What is next on GMX’s roadmap?

TLDR

GMX's development continues with these milestones:

  1. Multichain Expansion (2025) – Enable seamless trading from any supported EVM chain to access deep liquidity on Arbitrum and Avalanche.

  2. Gasless Transactions & Fee Subsidies (2025) – Improve reliability during congestion and reduce user network costs via a subsidized fee pool.

  3. Cross-Collateral & Lowered Price Impact (2025) – Allow stablecoins as collateral in single-token pools and charge net price impact upon position close.

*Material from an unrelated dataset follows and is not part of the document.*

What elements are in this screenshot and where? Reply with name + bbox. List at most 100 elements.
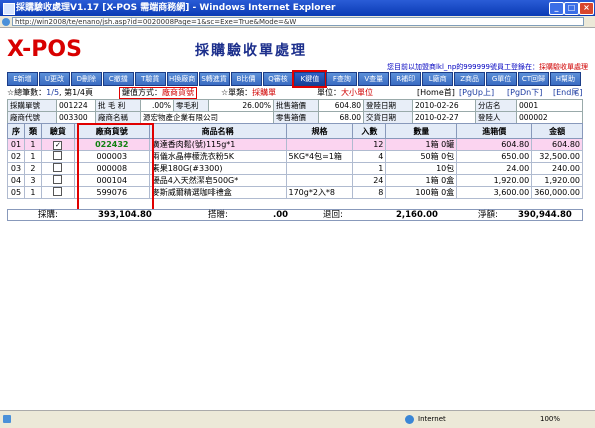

  4. Cross-Margin Trading & Market Aggregation (v2.3) – Let all positions share collateral and group similar perpetual markets for a unified interface.

Deep Dive

1. Multichain Expansion (2025)

Overview: This upgrade aims to let users trade on GMX from any supported EVM chain (like Base or BNB Chain) without manually switching networks or bridging gas tokens. Powered by interoperability protocols like LayerZero, funds would be securely bridged to a MultichainVault linked to the user's account on a source chain (GMX). The goal is to vastly expand accessibility while leveraging GMX's existing deep liquidity on Arbitrum and Avalanche. What this means: This is bullish for GMX because it could significantly increase the protocol's addressable user base and trading volume by removing cross-chain friction. However, it introduces technical complexity and reliance on external bridging infrastructure, which could pose security risks.

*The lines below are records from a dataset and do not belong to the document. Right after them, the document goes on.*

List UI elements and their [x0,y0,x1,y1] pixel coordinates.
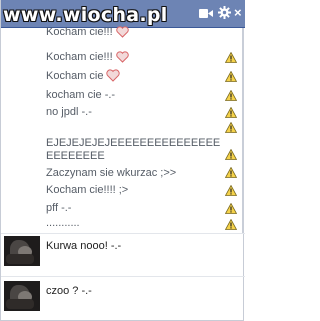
warning-icon[interactable] [225,122,237,133]
warning-icon[interactable] [225,90,237,101]
divider [1,276,245,277]
avatar[interactable] [4,281,40,311]
close-icon[interactable]: × [234,5,243,20]
gear-icon[interactable] [218,6,231,19]
message-5: no jpdl -.- [46,106,92,118]
warning-icon[interactable] [225,219,237,230]
chat-window: www.wiocha.pl × Kocham cie!!! Kocham cie… [0,0,245,321]
divider [1,233,245,234]
warning-icon[interactable] [225,71,237,82]
warning-icon[interactable] [225,185,237,196]
scrollbar[interactable] [242,28,244,233]
chat-titlebar[interactable]: www.wiocha.pl × [1,0,245,28]
warning-icon[interactable] [225,149,237,160]
warning-icon[interactable] [225,203,237,214]
heart-icon [106,69,121,82]
warning-icon[interactable] [225,107,237,118]
message-9: pff -.- [46,202,72,214]
message-7: Zaczynam sie wkurzac ;>> [46,167,177,179]
message-8: Kocham cie!!!! ;> [46,184,129,196]
message-3: Kocham cie [46,69,121,83]
warning-icon[interactable] [225,167,237,178]
heart-icon [115,26,129,38]
message-2: Kocham cie!!! [46,51,129,64]
reply-message-1: Kurwa nooo! -.- [46,240,122,252]
message-4: kocham cie -.- [46,89,116,101]
warning-icon[interactable] [225,52,237,63]
video-icon[interactable] [199,9,213,18]
reply-message-2: czoo ? -.- [46,285,92,297]
heart-icon [115,51,129,63]
avatar[interactable] [4,236,40,266]
message-1: Kocham cie!!! [46,26,129,39]
message-10: ........... [46,217,80,229]
message-6: EJEJEJEJEJEEEEEEEEEEEEEEEEEEEEEEE [46,137,221,162]
watermark: www.wiocha.pl [3,4,168,26]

2. Gasless Transactions & Fee Subsidies (2025)

Overview: This two-part initiative focuses on improving user experience and cost. Gasless transactions would allow users to trade by signing a message, with trades broadcast via keeper networks like Gelato for reliability during high congestion. Concurrently, a network fee pool—funded by a portion of open/close fees and activated via a Snapshot vote—would subsidize a percentage of users' network costs based on trade size (GMX). What this means: This is bullish for GMX because lowering transaction costs and improving reliability can enhance trader retention and attract new users from cost-sensitive segments. The bearish risk is that fee subsidies could temporarily reduce protocol revenue if not carefully calibrated.

3. Cross-Collateral & Lowered Price Impact (2025)

Overview: This feature set enhances capital efficiency and trading execution. Cross-collateral support would allow assets like USDC to be used as collateral in single-token pools (e.g., ETH/USD). Simultaneously, the price impact mechanism would be adjusted so that impact is stored on position open and the net impact (open + close) is charged only upon position close, aiming for near-zero impact on highly liquid markets (GMX). What this means: This is bullish for GMX because it provides greater flexibility for traders and LPs, potentially increasing liquidity utilization and improving the trading experience. The neutral aspect is that these are incremental optimizations rather than groundbreaking new features.

4. Cross-Margin Trading & Market Aggregation (v2.3)

Overview: These are proposed priorities for the subsequent v2.3 update. Cross-margin trading would allow all of a trader's positions to share the same collateral pool, using positive PnL as margin for other positions to boost capital efficiency. Market aggregation would group similar perpetual markets (e.g., different ETH pools) under a single trading interface to reduce complexity for traders while letting LPs manage individual pools (GMX). What this means: This is bullish for GMX because cross-margin can reduce liquidation risk and attract sophisticated traders, while market aggregation simplifies the UX. The timeline is less certain as it follows v2.2, representing a longer-term vision.

Conclusion

GMX's roadmap is strategically focused on enhancing cross-chain accessibility, reducing user costs, and optimizing capital efficiency—key drivers for scaling its perpetual exchange. Will the successful execution of v2.2's multichain and gasless features be the catalyst needed to significantly improve GMX's trading volume and market position?

CMC AI can make mistakes. Not financial advice.